A crowd had begun to gather around them. Chloe unhooked her mother’s arms from hers, patting the back of her hand. If she did not do something soon, she suspected it really would come to fisticuffs. She stepped up to the two men as they raised their fists. Brook had already inserted himself fully in between them, however, they continued to shout at each other as though he was not even there.
“Stop!” Chloe stamped down a foot and put a hand on her father’s chest, then to Mr. Waverley’s.
Both men froze. She turned her attention to her father first, ensuring that he made eye contact with her. “Stop,” she said more softly this time. “This is not how a gentleman behaves.” She turned to face Mr. Waverley. “I do not care how much you two hate each other, this is not the way to act in public. I am ashamed of both of you. What an example you are setting to your children.”
“Look, Freddie is watching your every move. Do you wish him to behave the same when he grows up? You wish for him to be fighting in public? Airing all of his private business?” she demanded of her father.
He gave a grunt.
Brook gave her a brief but grateful look. This had not gone how either of them had planned and Chloe was beginning to wonder why they ever thought it would be any different. Decades of bad blood between the family was not going to be ended by one quick meeting. If they were to ever fix this—good Lord, she could not fathom how—it would take a lot more than a chance meeting.
“She’s right, Father,” Brook agreed. “You are both making a scene.”
“I did not make a scene. He started it.” His father puffed out his chest.
“Why you—” Chloe’s father began.
“Father!” Chloe snapped. “That is enough.” She forcibly took her father’s arm and began to walk away. She thought he might fight her on it, but he relented, allowing her to take him back to the carriage. It did not prevent him from shooting daggers at George Waverley, however.
She could hear Mr Waverley muttering angry words under his breath. She corralled her father back into the carriage and her mother swiftly settled next to him. Freddie leaned his head far out of the coach to eye Brook and his father.
“Marcus, you really shouldn’t have,” her mother said softly, tugging Freddie back into the carriage by his jacket.
Freddie simply looked amused by it all. “I think you should have punched him, Father.”
“Freddie!” Mama scolded.
“If he had punched him,” Chloe told her little brother. “They might well have ended up in jail. You wish our father to be dead?”

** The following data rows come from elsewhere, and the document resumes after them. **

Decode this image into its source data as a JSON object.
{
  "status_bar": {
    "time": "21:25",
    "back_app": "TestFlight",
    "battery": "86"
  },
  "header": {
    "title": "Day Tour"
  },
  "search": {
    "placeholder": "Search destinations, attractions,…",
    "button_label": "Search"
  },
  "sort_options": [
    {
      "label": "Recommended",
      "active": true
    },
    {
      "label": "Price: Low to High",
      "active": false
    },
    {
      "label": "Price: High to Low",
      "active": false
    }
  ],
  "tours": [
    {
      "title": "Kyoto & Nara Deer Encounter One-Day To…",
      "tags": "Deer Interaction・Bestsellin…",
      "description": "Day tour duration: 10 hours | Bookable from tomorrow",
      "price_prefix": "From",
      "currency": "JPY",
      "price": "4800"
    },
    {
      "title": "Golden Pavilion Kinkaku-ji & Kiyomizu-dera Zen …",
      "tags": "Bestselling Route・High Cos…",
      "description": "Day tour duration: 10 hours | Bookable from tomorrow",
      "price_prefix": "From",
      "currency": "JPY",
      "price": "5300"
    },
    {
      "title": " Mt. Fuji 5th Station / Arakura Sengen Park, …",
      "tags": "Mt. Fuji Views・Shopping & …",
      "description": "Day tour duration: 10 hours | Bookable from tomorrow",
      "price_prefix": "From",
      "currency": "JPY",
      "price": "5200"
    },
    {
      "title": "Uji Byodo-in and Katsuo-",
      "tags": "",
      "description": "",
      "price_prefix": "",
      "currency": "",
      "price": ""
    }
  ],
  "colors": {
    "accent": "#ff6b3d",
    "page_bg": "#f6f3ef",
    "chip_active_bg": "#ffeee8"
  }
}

“I could have bested him,” her father grumbled. “He’s weak after a heart attack. He is a weak old man.”
“And you are no sprightly lad,” her mother said with a little more bite than Chloe might have expected.
Her father snapped his mouth shut after shooting his wife a surprised look. Settling back in the carriage, he tugged his hat over his face and closed his eyes, pretending to sleep. At least he was no longer spouting threats of duels and beating up Mr. Waverley.
Chloe watched Brook and his father still standing by the fountain as the carriage rolled away. He shot her the briefest, regretful look before his father could spot him. They would have to meet again, and soon if they were going to fix what had happened. She suspected their meddling may have made things even worse. Especially now that her little brother had seen what had gone on and seemed to think it all highly amusing.
Her mother tapped Chloe’s hand, giving her knuckles a little rub. “Do not be upset, Chloe. I have witnessed too many of these arguments and they all turn out the same. Both men will go off, fight about the border a little longer, and hopefully never see each other again.”
Chloe could not decide if she was more upset over the events of today or whether she had been so foolish to think that she could fix so much anger within one day. It seemed to her that the fates were completely against the families ever coming to an agreement. And that had to mean, there was no chance there could ever be anything between her and Brook. Even if she had, for one silly moment, believed his words yesterday.